Concordia Seminary in Saint Louis just published the following news item:

New financial aid policy begins in 2018-19 academic year

100 percent tuition covered for residential pastoral, diaconal students

Zero. That is the amount students pursuing pastoral and diaconal ministry certification at Concordia Seminary, St. Louis will pay for tuition beginning in the 2018-19 academic year.

The Seminary’s new financial aid policy — made possible by the incredible generosity and support of Seminary donors — guarantees financial aid at least equal to the cost of tuition for all Master of Divinity (M.Div.), Residential Alternate Route (RAR) and Deaconess Studies students effective this fall.

The application deadline for the upcoming academic year is Feb. 28 and the financial aid deadline is April 1.

“Some of our future pastors and deaconesses don’t receive enough financial aid to cover their tuition bill in full,” said Seminary President Dr. Dale A. Meyer. “This new policy will cover that shortfall, relieving that burden and, I pray, opening the door to more students down the road who can put the worry of how to pay for their Seminary education behind them.”
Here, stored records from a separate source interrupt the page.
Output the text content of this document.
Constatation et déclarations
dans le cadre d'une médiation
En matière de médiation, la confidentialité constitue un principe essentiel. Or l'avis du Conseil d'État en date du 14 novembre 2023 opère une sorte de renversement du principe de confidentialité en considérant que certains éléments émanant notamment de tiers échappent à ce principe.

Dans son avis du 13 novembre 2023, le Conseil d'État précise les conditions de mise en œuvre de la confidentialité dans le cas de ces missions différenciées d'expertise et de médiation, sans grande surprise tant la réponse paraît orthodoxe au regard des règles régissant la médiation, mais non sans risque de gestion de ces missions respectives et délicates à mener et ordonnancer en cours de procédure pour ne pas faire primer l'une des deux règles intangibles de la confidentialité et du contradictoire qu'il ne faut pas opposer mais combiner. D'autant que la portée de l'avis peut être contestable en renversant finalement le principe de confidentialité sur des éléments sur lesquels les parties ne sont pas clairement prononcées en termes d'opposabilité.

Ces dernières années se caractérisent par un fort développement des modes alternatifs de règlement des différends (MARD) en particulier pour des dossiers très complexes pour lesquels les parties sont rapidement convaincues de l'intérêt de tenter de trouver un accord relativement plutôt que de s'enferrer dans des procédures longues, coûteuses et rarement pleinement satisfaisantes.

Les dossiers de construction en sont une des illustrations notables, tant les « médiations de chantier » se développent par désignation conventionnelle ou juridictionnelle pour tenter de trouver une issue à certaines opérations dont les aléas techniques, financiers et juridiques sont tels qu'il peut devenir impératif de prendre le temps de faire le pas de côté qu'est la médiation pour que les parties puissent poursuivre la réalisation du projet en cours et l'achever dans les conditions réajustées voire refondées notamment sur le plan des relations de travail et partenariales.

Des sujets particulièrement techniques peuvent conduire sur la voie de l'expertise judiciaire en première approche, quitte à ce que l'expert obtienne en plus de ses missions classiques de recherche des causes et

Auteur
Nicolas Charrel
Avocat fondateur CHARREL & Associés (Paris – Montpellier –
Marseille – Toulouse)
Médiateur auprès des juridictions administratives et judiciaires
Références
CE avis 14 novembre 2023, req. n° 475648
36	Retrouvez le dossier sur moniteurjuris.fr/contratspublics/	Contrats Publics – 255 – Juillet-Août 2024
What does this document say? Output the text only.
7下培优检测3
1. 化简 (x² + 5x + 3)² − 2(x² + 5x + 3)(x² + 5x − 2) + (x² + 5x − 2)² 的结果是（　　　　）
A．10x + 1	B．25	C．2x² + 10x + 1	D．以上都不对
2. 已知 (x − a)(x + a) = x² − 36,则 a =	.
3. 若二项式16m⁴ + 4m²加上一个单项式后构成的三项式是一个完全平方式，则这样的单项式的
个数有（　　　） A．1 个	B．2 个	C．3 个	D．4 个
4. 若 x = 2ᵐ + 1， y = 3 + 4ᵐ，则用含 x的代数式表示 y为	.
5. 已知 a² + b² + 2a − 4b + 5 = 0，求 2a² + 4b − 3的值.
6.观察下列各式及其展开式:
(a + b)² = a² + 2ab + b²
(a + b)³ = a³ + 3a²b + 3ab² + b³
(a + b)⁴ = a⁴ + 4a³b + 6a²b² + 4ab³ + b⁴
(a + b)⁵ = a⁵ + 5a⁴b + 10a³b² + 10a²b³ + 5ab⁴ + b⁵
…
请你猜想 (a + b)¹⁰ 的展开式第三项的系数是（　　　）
The Seminary’s Board of Regents approved the new policy in September and Meyer first introduced the new policy at a convocation held on campus Oct. 25.

Students receive financial assistance from many sources, including scholarships, the Adopt-a-Student Program, and specific support from home congregations and districts. Under the new policy, if an M.Div. or RAR student still has a tuition shortfall after factoring in that outside aid, the Seminary will completely cover the shortfall with a Residential Program Grant. Previously, these students were guaranteed a grant for 25 percent of the charged tuition before other sources of financial aid were factored into their tuition bill.

“While we celebrate and give thanks to our donors for their generous support, which has been given as a result of the Generations Campaign and makes this new policy possible, it’s important to remember that removing our students’ out-of-pocket tuition expenses can only continue and get even better with the ongoing support of our partners and donors,” Meyer said. “We need to be in partnership in this.”

All Seminary-based financial aid, including the grant established under the new policy, are grants and not loans, and therefore do not need to be paid back. The amount each student receives will vary based on his or her tuition shortfall. Other expenses incurred, including housing, insurance, books and other necessities, are the responsibility of the student.

The new policy requires M.Div. and RAR students to sign a “Partnership Covenant” with the Seminary, agreeing to the policy and committing to maintain satisfactory academic performance, apply for scholarships, disclose all sources of financial aid and communicate regularly with Adopt-A-Student donors.

Deaconess Studies students also will receive a grant that will completely meet their tuition bill after other types of aid are factored into their tuition costs. To maintain their eligibility for this financial aid, deaconess students also must agree to maintain satisfactory academic progress and are encouraged to apply for scholarships and correspond with donors.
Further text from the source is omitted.